Rasa kesal sekaligus ngeri juga
menghampiri ketika kita singgah di cerpen “Pistol”. Satib yang garang dan keji,
menjadi pembunuh hanya karena Siti-nya yang gembrot diledek orang. Hal tersebut
memang bukan hal yang absurd, sebab telah banyak dijumpai kasus-kasus
pembunuhan berlatarkan cinta. Tetapi agaknya tokoh Satib dibuat terlalu
berlebihan. Ia membunuh orang terang-terangan, tetapi tidak ada satu pun kasus
pembunuhannya yang diselisik. Dalam dunia nyata tentu agak mengherankan. Namun
ini memang hanya fiktif belaka sehingga irasionalitas pun dihalalkan. Justru
hilangnya rasionalistas ini lah yang lagi-lagi berhasil mengaduk emosi pembaca.

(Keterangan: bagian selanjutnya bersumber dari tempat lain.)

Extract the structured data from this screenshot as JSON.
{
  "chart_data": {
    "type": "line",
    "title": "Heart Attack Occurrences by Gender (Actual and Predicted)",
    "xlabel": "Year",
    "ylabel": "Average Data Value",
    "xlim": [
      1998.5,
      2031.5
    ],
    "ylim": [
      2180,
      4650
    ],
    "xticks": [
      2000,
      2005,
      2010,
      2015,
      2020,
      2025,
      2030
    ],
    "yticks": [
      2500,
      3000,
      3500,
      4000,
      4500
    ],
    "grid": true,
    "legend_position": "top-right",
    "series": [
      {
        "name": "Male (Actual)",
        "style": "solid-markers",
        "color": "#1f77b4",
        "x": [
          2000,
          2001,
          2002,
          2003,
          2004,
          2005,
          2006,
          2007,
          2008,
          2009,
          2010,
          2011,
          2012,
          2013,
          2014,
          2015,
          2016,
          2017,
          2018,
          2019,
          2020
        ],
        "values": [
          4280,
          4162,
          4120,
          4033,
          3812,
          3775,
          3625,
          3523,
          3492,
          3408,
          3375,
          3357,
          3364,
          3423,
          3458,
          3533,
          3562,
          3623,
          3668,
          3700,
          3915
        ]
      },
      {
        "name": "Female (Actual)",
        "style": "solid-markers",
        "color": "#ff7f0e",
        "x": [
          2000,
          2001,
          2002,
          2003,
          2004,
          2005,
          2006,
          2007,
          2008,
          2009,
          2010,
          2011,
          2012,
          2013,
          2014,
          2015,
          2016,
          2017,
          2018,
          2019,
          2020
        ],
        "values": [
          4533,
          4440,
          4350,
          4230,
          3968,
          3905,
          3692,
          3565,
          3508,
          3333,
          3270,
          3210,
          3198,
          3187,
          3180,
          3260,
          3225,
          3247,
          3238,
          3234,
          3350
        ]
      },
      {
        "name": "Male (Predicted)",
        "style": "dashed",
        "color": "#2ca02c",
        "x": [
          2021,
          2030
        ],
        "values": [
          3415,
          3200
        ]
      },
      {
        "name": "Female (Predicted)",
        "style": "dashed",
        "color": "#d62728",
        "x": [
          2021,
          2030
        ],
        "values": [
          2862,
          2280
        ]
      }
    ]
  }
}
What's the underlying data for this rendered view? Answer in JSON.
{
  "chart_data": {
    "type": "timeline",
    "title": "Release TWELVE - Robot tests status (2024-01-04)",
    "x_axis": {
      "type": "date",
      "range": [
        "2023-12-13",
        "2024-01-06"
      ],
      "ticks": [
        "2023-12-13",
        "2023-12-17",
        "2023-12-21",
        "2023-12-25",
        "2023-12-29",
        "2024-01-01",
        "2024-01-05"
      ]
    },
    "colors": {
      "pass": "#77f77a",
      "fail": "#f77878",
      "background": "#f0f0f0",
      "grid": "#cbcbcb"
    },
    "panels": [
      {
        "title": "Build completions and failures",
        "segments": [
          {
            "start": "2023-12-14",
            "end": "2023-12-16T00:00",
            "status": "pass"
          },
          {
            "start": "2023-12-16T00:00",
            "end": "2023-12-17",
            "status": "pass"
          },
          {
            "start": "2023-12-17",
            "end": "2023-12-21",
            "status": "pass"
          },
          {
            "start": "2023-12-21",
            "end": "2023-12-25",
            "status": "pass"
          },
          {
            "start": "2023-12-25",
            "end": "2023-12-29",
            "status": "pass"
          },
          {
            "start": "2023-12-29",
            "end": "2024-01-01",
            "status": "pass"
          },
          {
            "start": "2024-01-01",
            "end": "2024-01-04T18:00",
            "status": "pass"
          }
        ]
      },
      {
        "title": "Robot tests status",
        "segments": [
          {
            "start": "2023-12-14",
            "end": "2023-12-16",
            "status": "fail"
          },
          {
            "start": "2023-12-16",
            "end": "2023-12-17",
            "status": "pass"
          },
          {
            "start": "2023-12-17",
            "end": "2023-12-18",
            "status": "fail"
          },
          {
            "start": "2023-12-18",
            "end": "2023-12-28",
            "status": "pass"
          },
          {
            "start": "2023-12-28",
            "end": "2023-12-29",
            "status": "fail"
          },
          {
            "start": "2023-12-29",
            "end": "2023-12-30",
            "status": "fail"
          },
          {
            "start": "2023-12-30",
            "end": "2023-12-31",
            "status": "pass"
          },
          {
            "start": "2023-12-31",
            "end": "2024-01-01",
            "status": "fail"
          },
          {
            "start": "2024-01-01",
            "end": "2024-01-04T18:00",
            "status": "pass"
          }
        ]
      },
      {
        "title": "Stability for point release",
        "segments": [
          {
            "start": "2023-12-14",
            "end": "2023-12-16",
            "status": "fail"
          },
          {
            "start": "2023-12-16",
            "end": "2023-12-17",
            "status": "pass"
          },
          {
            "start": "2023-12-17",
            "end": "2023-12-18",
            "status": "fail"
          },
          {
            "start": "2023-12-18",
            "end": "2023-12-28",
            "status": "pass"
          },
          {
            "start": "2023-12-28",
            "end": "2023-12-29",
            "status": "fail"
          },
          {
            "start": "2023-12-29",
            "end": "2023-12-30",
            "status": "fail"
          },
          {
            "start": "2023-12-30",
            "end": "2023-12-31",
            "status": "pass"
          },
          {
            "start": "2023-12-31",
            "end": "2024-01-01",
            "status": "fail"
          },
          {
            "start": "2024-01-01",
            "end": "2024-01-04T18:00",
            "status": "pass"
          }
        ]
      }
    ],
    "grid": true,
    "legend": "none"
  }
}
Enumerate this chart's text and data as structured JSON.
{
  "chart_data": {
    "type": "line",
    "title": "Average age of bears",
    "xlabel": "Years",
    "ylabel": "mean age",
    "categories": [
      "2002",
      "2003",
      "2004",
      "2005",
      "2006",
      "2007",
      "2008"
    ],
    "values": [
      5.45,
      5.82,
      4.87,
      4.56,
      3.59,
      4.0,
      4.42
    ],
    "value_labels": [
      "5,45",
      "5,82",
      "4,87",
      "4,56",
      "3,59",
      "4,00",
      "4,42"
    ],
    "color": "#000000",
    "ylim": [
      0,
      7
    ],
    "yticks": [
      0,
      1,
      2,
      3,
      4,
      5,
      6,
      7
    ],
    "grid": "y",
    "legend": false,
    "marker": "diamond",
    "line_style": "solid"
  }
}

Semua cerpen dalam “Siti” –kecuali
cerpen Pistol- berakhir menyakitkan. Semua masalah terselesaikan tetapi tidak
menjadikan si tokoh bahagia. Cerpen “Mata” berakhir dengan perginya Siti
bersama lelaki lain, dan usaha si tokoh aku merebut Siti dengan cara
membunuhnya. Tak beda dengan “Mata”, cerpen “Surat” pun diakhiri dengan
kepergian Siti karena Siti hanya menganggap Jon sebagai teman. Sedangkan cerpen
“Cemburu” membuat Siti pergi dari hidup Gading karena Patimah –mantan kekasih
Gading- juga masih menaruh harapan pada Gading.
Mengingat perkataan Darwin bahwa emosi
sangat berguna untuk memotivasi diri melakukan sesuatu. Emosi yang dipinjamkan
Wayang kepada kita lewat cerpen-cerpennya juga bisa jadi berguna dan memberikan
motivasi bagi kita untuk tidak melakukan kekeliruan-kekeliruan yang sama dengan
tokoh-tokoh dalam buku “Siti” ini. Dengan kata lain, bukan hanya emosi kita
saja yang tersentuh, tetapi ada pelajaran yang bisa kita ambil dari
sisipan-sisipan kisah cinta di buku ini.